While acknowledging that the Davis administration has decided not to deal with the issue of increasing the National Insurance Board (NIB) contribution rate at this time, Minister of State in the Office of the Prime Minister Myles LaRoda, who pointed to several other reform options for the fund, said the “increase in the contribution rate cannot be circumvented”.

LaRoda said the issue is that the fund is expected to decline sharply in the next few years if reforms are not put in place.

“One essential reform iterated and referenced in the previous actuarial review is an increase in the contribution rate,” LaRoda said during the 2022/2023 budget debate last week.

“Mr. Deputy, the prime minister had made a position and the position of the government is that we will not visit that at this time until we have put our workers, in particular those at the lower level, and those businesses as they recover, in a position to do such an absorption.

“But Mr. Deputy, these are the facts and facts are a stubborn thing.

“The national insurance scheme does not function independently of the national demographics.”

LaRoda said the 11th NIB actuarial report indicates low fertility and mortality rates in The Bahamas and a steady flow of migration.

“In a social security system where contributions and employees pay to fund pension benefits, women having fewer children, coupled with an aging population means that there are less individuals to meet the benefit demands of the scheme,” he said.

He added, “In summary, the amount paid in benefits is increasing, the number of persons contributing to the scheme as a ratio is decreasing, thus the need for an increase in the contribution rate.”

The 11th NIB actuarial report warned that, unless urgent steps are taken, the fund would be depleted by 2028.

LaRoda said the report recommended a rate increase of “1.5 percent to 2 percent annually, biannually for a period of time”.

The last NIB rate increase took effect after amendments to the National Insurance Act were introduced in 2010. The rate increased from 8.8 percent to 9.8 percent to facilitate the addition of NIB’s unemployment benefit.

It was the first rate increase since NIB was started in 1974.

LaRoda said the report also recommends, among other things, “a modification of the pension accrual rate; the modification of the retirement age; and the modification of funding of the assisted benefits”.

“Again, these are the recommendations that have been made in the actuarial report,” he said.

“The government has made no decision as to when or if they will be implemented. The prime minister has decided that this government will not, at this present time, deal with the increase.”

He continued, “While these reform options will lessen the financial pressure on NIB in the long term, the increase in the contribution rate cannot be circumvented.”

According to LaRoda, NIB is paying over 43,000 pensioners “some $25 million each month”.

He said there is $1.5 billion in the fund, as of December 2021.
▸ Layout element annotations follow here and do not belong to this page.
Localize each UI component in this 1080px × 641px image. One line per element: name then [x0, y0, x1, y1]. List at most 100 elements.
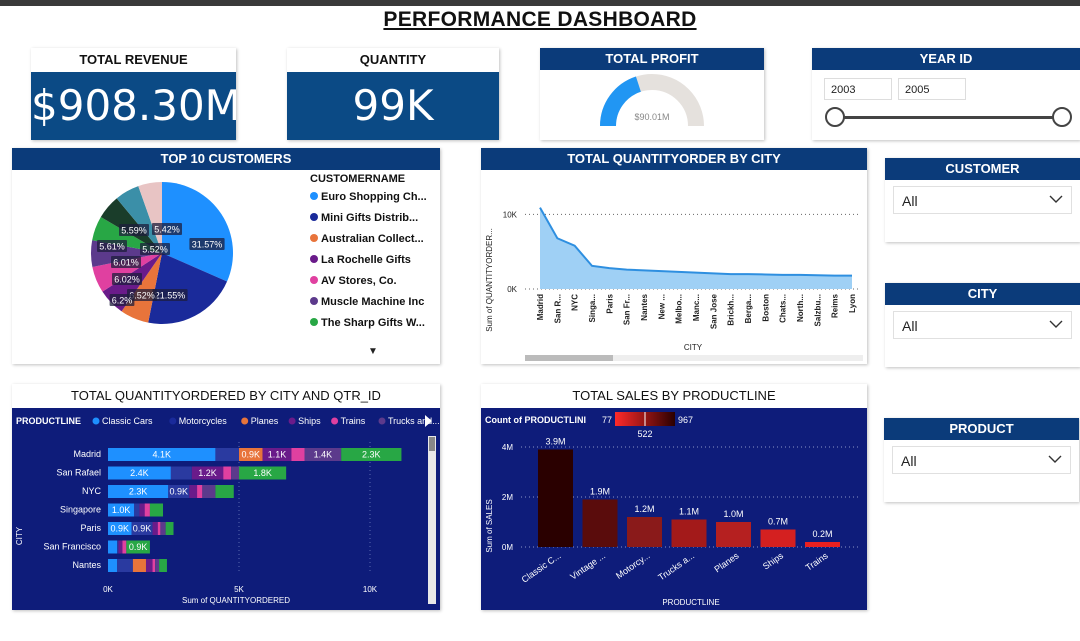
quantity-card[interactable]: QUANTITY 99K	[287, 48, 499, 140]
bar-segment[interactable]	[215, 485, 234, 498]
pie-legend-item[interactable]: AV Stores, Co.	[310, 274, 427, 295]
bar-segment[interactable]	[170, 466, 192, 480]
year-slider-track[interactable]	[836, 116, 1062, 119]
bar-segment[interactable]	[117, 540, 119, 554]
pie-legend-text: Mini Gifts Distrib...	[321, 212, 419, 224]
bar-segment[interactable]	[134, 503, 140, 517]
bar-segment[interactable]	[132, 559, 146, 572]
year-from-input[interactable]: 2003	[824, 78, 892, 100]
bar-scrollbar-track[interactable]	[428, 436, 436, 604]
pie-slice-label: 6.2%	[112, 296, 133, 306]
year-slider-start-handle[interactable]	[825, 107, 845, 127]
pie-slice-label: 31.57%	[192, 240, 223, 250]
sales-by-productline-card[interactable]: TOTAL SALES BY PRODUCTLINE Count of PROD…	[481, 384, 867, 610]
sales-bar[interactable]	[760, 529, 796, 548]
quantity-by-city-card[interactable]: TOTAL QUANTITYORDER BY CITY Sum of QUANT…	[481, 148, 867, 364]
pie-legend-item[interactable]: Mini Gifts Distrib...	[310, 211, 427, 232]
bar-segment[interactable]	[159, 559, 167, 572]
year-to-input[interactable]: 2005	[898, 78, 966, 100]
bar-segment[interactable]	[118, 540, 123, 554]
bar-legend-item[interactable]: Trains	[341, 416, 366, 426]
quantity-value: 99K	[287, 72, 499, 140]
pie-slice-label: 5.61%	[99, 242, 125, 252]
customer-filter[interactable]: CUSTOMER All	[885, 158, 1080, 242]
pie-legend-text: Euro Shopping Ch...	[321, 191, 427, 203]
bar-segment[interactable]	[152, 559, 156, 572]
sales-data-label: 3.9M	[545, 437, 565, 447]
customer-dropdown[interactable]: All	[893, 186, 1072, 214]
sales-bar[interactable]	[671, 519, 707, 548]
bar-segment[interactable]	[108, 540, 118, 554]
pie-legend-text: La Rochelle Gifts	[321, 254, 411, 266]
bar-segment[interactable]	[223, 466, 232, 480]
bar-segment[interactable]	[139, 503, 145, 517]
total-profit-value: $90.01M	[634, 112, 669, 122]
bar-segment[interactable]	[152, 522, 158, 535]
line-x-tick: Salzbu...	[813, 294, 822, 326]
sales-bar[interactable]	[538, 449, 573, 548]
city-filter[interactable]: CITY All	[885, 283, 1080, 367]
customer-filter-label: CUSTOMER	[885, 158, 1080, 180]
bar-y-tick: Nantes	[72, 560, 101, 570]
quantity-by-city-chart[interactable]: Sum of QUANTITYORDER... CITY 10K 0K Madrid…	[481, 170, 867, 364]
quantity-by-city-qtr-title: TOTAL QUANTITYORDERED BY CITY AND QTR_ID	[12, 384, 440, 408]
quantity-by-city-qtr-card[interactable]: TOTAL QUANTITYORDERED BY CITY AND QTR_ID…	[12, 384, 440, 610]
bar-segment[interactable]	[145, 559, 153, 572]
bar-x-axis-label: Sum of QUANTITYORDERED	[182, 596, 290, 605]
bar-segment[interactable]	[215, 448, 239, 461]
bar-segment[interactable]	[122, 540, 127, 554]
pie-slice-label: 6.01%	[113, 258, 139, 268]
sales-bar[interactable]	[805, 542, 840, 547]
legend-dot-icon	[310, 318, 318, 326]
sales-bar[interactable]	[582, 499, 618, 548]
product-dropdown-value: All	[901, 453, 917, 469]
bar-legend-item[interactable]: Motorcycles	[179, 416, 228, 426]
top-customers-pie[interactable]: 31.57%21.55%6.52%6.2%6.02%6.01%5.61% 5.52…	[12, 170, 302, 364]
sales-by-productline-chart[interactable]: Count of PRODUCTLINI 77 967 522 Sum of S…	[481, 408, 867, 610]
product-filter[interactable]: PRODUCT All	[884, 418, 1079, 502]
line-x-tick: North...	[796, 294, 805, 322]
year-slicer[interactable]: YEAR ID 2003 2005	[812, 48, 1080, 140]
pie-legend-item[interactable]: Muscle Machine Inc	[310, 295, 427, 316]
bar-legend-item[interactable]: Ships	[298, 416, 321, 426]
pie-slice-label: 6.02%	[114, 275, 140, 285]
bar-segment[interactable]	[144, 503, 150, 517]
line-scrollbar-thumb[interactable]	[525, 355, 613, 361]
sales-data-label: 1.9M	[590, 487, 610, 497]
bar-segment[interactable]	[291, 448, 305, 461]
year-slider-end-handle[interactable]	[1052, 107, 1072, 127]
pie-legend-item[interactable]: Australian Collect...	[310, 232, 427, 253]
total-revenue-card[interactable]: TOTAL REVENUE $908.30M	[31, 48, 236, 140]
total-profit-card[interactable]: TOTAL PROFIT $90.01M	[540, 48, 764, 140]
bar-legend-item[interactable]: Classic Cars	[102, 416, 153, 426]
customer-dropdown-value: All	[902, 193, 918, 209]
sales-by-productline-title: TOTAL SALES BY PRODUCTLINE	[481, 384, 867, 408]
bar-segment[interactable]	[165, 522, 174, 535]
bar-segment[interactable]	[202, 485, 216, 498]
pie-legend-item[interactable]: The Sharp Gifts W...	[310, 316, 427, 337]
bar-segment[interactable]	[117, 559, 133, 572]
sales-bar[interactable]	[627, 517, 662, 547]
pie-legend-item[interactable]: Euro Shopping Ch...	[310, 190, 427, 211]
line-y-tick: 0K	[507, 285, 517, 294]
bar-segment[interactable]	[149, 503, 164, 517]
bar-segment[interactable]	[189, 485, 198, 498]
bar-y-tick: Madrid	[73, 449, 101, 459]
legend-scroll-down-icon[interactable]: ▼	[368, 346, 378, 357]
quantity-by-city-qtr-chart[interactable]: PRODUCTLINE Classic Cars Motorcycles Plane…	[12, 408, 440, 610]
window-top-bar	[0, 0, 1080, 6]
bar-x-tick: 5K	[234, 585, 244, 594]
top-customers-card[interactable]: TOP 10 CUSTOMERS 31.57% 21.55% 6.52% 6.2% 6.…	[12, 148, 440, 364]
bar-segment[interactable]	[231, 466, 239, 480]
bar-segment[interactable]	[155, 559, 160, 572]
pie-legend-item[interactable]: La Rochelle Gifts	[310, 253, 427, 274]
product-dropdown[interactable]: All	[892, 446, 1071, 474]
bar-segment[interactable]	[197, 485, 203, 498]
city-dropdown[interactable]: All	[893, 311, 1072, 339]
sales-bar[interactable]	[716, 522, 751, 547]
bar-segment[interactable]	[108, 559, 118, 572]
bar-segment[interactable]	[160, 522, 166, 535]
bar-legend-item[interactable]: Planes	[251, 416, 279, 426]
bar-segment[interactable]	[157, 522, 161, 535]
bar-scrollbar-thumb[interactable]	[429, 437, 435, 451]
LaRoda first raised the issue of an increase in the contribution rate in April. He said then that he expected the rate to increase in the next year.

However, a day later, Prime Minister Philip Davis said “it’s not going to happen”.

“The minister of state in my office was just speaking the facts as what was said in the actuary report,” Davis said.

“They are recommending and they are urging that we do so. As was his duty, he is bringing that report to Cabinet for us to look at and discuss it.

“We will consider it. But insofar as what my views are on it, it’s not going to happen. Not now. Not until we have brought relief to our Bahamian people and we have put to bed some of the issues that can’t make them sleep when they go to bed.”

In his budget communication on May 25, Davis announced an increase in salary for most public servants as part of the government’s strategy to cushion the impact of the global inflation crisis.

The 2022/2023 budget includes a $56 million increase in wages and salaries.